Anla gave it a few moments, to appear as if she were giving the thought some gravity. “I appreciate the offer, but I actually am married. We do a lot of traveling, so we wouldn’t be able to stay in Calaba for very long.”
“Sad to hear it. When are you leaving?”
“The day after tomorrow.”
She held out a pouch. When Anla went to take it, she yanked it back a few inches. “This comes with an agreement. The entertainment in this town is run by one company and we don’t appreciate any encroachment. No more piscarin stuff, unless you want to join us. You savvy?”
She reached out and took the pouch. “I’m savvy. I was thinking about enjoying a leisurely day by the water anyway.”
“I’m glad we understand. Enjoy your stay in Calaba.”
Anla placed the pouch inside the pot and held it in front of her. The streets were quiet. There were a few stragglers meandering on the wooden walkway or dozing on the benches, but mostly everyone was inside the pubs or in their hotels asleep. She began to relax and enjoy the evening when a man stood up from a bench and approached her. “Hello, miss. Lovely night for a stroll.”
“It is,” she replied.
He matched her step, then tapped on the side of the pot. “Do you need any help carrying that back to your room?”
She gave him a hard smile. “No, thank you. It’s not much farther for me.”
“Oh, where are you staying?”
“I don’t remember the name. It’s not far from here, on Collins Street,” she lied. She took a deep breath and forced her shoulders to relax.

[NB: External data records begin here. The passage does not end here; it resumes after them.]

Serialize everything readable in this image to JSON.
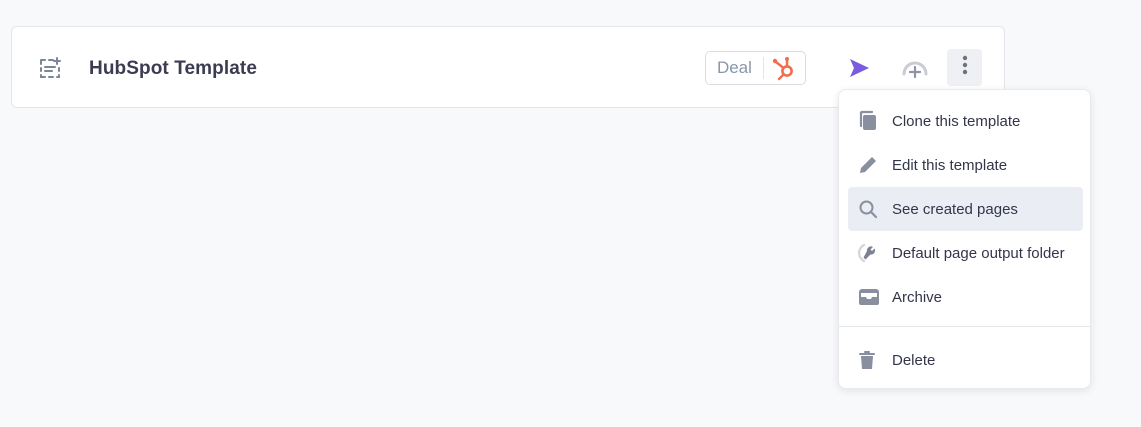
{
  "template": {
    "icon": "template-icon",
    "title": "HubSpot Template",
    "badge_label": "Deal",
    "badge_icon": "hubspot-icon",
    "hubspot_color": "#f26d4f"
  },
  "actions": {
    "run_icon": "play-icon",
    "run_color": "#7b5ce0",
    "output_icon": "gauge-plus-icon",
    "more_icon": "more-vertical-icon"
  },
  "menu": {
    "items": [
      {
        "label": "Clone this template",
        "icon": "copy-icon"
      },
      {
        "label": "Edit this template",
        "icon": "pencil-icon"
      },
      {
        "label": "See created pages",
        "icon": "search-icon",
        "active": true
      },
      {
        "label": "Default page output folder",
        "icon": "wrench-icon"
      },
      {
        "label": "Archive",
        "icon": "archive-icon"
      }
    ],
    "danger_items": [
      {
        "label": "Delete",
        "icon": "trash-icon"
      }
    ]
  }
}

“I’m staying at the Mermaid’s Purse right over there.” She tensed as he put his arm around her shoulder, to turn her body to see it. “Come for a drink with me. I’ll buy, and you can be on your merry way to your place afterwards.”
“No, thank you.”
“Why not?” He moved to stand in front of her, walking backwards and slowing her pace. She didn’t care for how his muddy brown eyes were watching her, the way that she had seen con artists look at marks. “It’s a lovely evening. I’m giving you a free drink and asking nothing more from you than your company.” He stopped. “Is it because you think I’m homely?”
“No,” she said. “It’s because I’m married.”
“Married?” he said, chuckling. He grabbed her hand and held it up. “Let me guess, you forgot your ring on your dresser? You don’t need to lie to me.”
Anla moved to her right, hoping her body language would be obvious enough. She was tired and wanted to go to sleep and didn’t want to have to explain to this fervid that she wouldn’t have been interested even if she were in the best of moods.
He darted in front of her, halting her movement again. “Why won’t you at least tell me…” He looked beyond her and startled before turning tail and leaving as quickly as he had come.
While she was afraid to turn and see what has spooked him, she was more curious. Not ten feet behind her stood Raulin, his hands moving away from the knives he had just sheathed. He caught up to her and waited for her to move.
“Thank you,” she said, but he didn’t give any reply. Nor did he say anything on the way home. He was walking in his sharp and attentive way, the one he had adopted as soon as he had stopped speaking to them. They walked to the Dusty Lantern in silence, without incident and without camaraderie.
They climbed the stairs to the shared hallway. She stopped before entering her room and turned to face Raulin. “I miss the old you,” she said before she went in.